For a particle in a three dimensional box with Lx = Ly = Lz/3 =L. What’s the energy at the E111?

Steps to Solve

1. Identify the Quantum Numbers

The quantum state E111 indicates that the quantum numbers for the particle are ( n_x = 1 ), ( n_y = 1 ), and ( n_z = 1 ).

2. Dimensions of the Box

We are given that the dimensions of the box are ( L_x = L ), ( L_y = L ), and ( L_z = 3L ).
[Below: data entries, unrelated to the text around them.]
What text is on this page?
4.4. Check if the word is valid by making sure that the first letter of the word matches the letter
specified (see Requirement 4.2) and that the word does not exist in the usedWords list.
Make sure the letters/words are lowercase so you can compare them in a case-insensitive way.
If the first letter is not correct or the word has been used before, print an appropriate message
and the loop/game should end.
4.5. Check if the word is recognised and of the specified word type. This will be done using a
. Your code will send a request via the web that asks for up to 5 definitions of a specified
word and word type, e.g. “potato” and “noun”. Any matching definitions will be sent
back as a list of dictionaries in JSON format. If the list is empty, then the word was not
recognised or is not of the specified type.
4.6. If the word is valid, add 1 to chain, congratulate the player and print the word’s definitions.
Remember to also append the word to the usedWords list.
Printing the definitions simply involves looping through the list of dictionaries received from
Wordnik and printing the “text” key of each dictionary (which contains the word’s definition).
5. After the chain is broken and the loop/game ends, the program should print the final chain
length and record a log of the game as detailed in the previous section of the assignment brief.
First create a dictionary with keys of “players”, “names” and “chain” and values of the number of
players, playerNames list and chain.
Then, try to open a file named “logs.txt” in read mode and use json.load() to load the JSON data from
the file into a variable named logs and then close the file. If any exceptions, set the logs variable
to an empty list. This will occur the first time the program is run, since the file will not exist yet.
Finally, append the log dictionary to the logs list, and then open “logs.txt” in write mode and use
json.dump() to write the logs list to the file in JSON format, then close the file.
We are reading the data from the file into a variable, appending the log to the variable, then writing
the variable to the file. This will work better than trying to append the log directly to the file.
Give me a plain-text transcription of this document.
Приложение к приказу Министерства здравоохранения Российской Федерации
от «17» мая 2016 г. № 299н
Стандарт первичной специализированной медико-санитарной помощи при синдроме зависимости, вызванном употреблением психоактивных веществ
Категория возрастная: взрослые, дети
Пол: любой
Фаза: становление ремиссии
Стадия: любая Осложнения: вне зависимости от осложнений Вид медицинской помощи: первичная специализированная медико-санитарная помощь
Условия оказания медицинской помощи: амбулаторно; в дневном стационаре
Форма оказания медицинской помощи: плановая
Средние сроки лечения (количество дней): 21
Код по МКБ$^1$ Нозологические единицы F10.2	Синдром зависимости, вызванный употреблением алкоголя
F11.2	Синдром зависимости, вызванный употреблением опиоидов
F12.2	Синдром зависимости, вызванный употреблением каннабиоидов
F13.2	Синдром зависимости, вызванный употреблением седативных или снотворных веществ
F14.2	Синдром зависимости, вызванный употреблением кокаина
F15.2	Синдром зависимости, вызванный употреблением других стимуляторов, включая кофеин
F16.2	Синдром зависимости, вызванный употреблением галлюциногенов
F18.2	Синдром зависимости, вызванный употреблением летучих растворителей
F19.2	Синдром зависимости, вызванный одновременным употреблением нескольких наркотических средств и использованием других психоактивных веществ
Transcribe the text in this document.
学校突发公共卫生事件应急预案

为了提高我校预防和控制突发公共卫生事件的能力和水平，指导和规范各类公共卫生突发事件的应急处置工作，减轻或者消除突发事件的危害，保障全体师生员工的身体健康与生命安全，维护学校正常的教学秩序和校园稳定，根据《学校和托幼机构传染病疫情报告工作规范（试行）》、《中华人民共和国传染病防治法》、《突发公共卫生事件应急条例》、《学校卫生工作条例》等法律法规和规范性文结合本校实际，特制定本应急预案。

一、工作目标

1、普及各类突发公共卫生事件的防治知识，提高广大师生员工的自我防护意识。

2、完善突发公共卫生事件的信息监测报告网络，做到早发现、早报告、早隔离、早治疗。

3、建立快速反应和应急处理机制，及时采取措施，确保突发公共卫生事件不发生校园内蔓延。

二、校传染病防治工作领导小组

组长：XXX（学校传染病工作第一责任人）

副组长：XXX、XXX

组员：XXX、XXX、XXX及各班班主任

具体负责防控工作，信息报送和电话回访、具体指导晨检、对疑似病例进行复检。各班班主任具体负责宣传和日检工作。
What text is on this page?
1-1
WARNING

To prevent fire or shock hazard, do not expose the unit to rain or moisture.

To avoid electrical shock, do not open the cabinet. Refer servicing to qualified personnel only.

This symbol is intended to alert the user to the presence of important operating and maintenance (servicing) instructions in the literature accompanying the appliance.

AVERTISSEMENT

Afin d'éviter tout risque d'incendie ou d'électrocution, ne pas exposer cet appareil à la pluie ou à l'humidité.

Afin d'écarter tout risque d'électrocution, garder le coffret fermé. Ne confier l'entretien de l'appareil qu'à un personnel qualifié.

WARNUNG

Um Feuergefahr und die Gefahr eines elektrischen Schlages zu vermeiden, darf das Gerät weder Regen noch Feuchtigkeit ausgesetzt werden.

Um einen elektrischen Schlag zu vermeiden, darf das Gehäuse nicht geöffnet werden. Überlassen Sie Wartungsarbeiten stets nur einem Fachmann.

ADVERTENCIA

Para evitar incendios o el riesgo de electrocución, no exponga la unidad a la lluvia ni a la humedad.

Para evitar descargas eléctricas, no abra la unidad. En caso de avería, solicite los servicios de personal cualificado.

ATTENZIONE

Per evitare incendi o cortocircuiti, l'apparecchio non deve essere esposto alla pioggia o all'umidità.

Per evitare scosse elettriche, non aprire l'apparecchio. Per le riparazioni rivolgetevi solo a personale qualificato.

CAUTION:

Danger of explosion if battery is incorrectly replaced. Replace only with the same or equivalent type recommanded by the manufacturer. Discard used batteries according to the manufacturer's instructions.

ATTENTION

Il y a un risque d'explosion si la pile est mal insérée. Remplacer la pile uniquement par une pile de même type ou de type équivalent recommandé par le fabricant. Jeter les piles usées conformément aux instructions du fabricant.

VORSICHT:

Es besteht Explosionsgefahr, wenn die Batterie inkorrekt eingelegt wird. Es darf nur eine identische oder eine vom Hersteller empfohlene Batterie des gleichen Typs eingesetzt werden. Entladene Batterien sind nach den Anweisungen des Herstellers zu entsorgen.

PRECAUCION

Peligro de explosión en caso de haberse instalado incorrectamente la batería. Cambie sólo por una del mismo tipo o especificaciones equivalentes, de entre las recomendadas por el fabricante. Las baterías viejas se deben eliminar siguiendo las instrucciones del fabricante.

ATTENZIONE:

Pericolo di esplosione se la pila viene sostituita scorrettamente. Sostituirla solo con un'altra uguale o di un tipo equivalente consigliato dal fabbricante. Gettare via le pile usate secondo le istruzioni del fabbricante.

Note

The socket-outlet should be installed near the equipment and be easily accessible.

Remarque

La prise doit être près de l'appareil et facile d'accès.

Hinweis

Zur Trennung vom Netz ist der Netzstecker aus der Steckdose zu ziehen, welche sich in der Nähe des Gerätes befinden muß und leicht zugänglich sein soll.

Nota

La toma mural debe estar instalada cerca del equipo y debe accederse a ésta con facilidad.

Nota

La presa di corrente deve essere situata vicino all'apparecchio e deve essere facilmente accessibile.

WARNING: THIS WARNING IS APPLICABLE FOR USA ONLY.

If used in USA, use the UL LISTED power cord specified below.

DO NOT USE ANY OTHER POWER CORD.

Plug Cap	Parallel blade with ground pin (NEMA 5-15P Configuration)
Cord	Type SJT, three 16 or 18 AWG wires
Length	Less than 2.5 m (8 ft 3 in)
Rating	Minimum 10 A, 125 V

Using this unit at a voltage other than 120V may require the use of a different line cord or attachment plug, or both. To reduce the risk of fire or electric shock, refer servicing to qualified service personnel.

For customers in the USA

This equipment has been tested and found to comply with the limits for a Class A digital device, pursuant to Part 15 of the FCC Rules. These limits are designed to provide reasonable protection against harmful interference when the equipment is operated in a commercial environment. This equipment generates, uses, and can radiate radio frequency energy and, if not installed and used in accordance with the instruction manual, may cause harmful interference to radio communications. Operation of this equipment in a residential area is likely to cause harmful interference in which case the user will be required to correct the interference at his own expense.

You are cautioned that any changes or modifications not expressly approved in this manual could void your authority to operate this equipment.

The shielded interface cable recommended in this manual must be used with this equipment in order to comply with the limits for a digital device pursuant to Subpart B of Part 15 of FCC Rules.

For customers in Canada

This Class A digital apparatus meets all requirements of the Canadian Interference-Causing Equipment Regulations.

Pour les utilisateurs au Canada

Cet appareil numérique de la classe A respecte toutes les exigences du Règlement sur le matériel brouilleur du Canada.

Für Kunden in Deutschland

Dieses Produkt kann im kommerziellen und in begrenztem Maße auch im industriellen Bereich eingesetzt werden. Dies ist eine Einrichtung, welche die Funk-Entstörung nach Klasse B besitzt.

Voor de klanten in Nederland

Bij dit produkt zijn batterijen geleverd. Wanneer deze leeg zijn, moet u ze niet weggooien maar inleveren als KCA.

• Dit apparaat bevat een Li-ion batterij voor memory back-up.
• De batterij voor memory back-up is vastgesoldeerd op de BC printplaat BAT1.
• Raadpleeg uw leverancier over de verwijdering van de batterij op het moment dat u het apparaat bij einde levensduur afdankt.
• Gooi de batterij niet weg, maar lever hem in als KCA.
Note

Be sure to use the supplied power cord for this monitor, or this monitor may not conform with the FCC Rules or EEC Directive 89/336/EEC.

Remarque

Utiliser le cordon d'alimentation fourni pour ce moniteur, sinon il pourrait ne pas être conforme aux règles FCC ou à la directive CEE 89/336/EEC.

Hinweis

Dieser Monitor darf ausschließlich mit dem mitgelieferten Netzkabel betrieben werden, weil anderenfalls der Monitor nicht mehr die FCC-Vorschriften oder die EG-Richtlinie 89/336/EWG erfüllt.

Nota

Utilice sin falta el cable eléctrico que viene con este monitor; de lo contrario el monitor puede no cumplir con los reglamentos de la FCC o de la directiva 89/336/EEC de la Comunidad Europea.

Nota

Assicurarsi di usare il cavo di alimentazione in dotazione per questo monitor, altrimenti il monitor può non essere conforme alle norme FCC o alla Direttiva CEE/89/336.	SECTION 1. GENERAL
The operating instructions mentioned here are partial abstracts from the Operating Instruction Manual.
3. Energy Formula for a Particle in a 3D Box

The energy levels of a particle in a three-dimensional box are given by the formula:

$$ E_{n_x n_y n_z} = \frac{h^2}{8m} \left( \frac{n_x^2}{L_x^2} + \frac{n_y^2}{L_y^2} + \frac{n_z^2}{L_z^2} \right) $$

4. Substitute the Values into the Formula

Substituting the quantum numbers and dimensions into the energy formula:

$$ E_{111} = \frac{h^2}{8m} \left( \frac{1^2}{L^2} + \frac{1^2}{L^2} + \frac{1^2}{(3L)^2} \right) $$

5. Calculate Each Term

Now we can simplify the terms inside the parentheses:

$$ E_{111} = \frac{h^2}{8m} \left( \frac{1}{L^2} + \frac{1}{L^2} + \frac{1}{9L^2} \right) $$

Combining the terms gives:

$$ E_{111} = \frac{h^2}{8m} \left( \frac{2}{L^2} + \frac{1}{9L^2} \right) = \frac{h^2}{8m} \left( \frac{18 + 1}{9L^2} \right) = \frac{h^2}{8m} \left( \frac{19}{9L^2} \right) $$

6. Final Energy Expression

Thus, the energy for the state E111 becomes:

$$ E_{111} = \frac{19 h^2}{72 m L^2} $$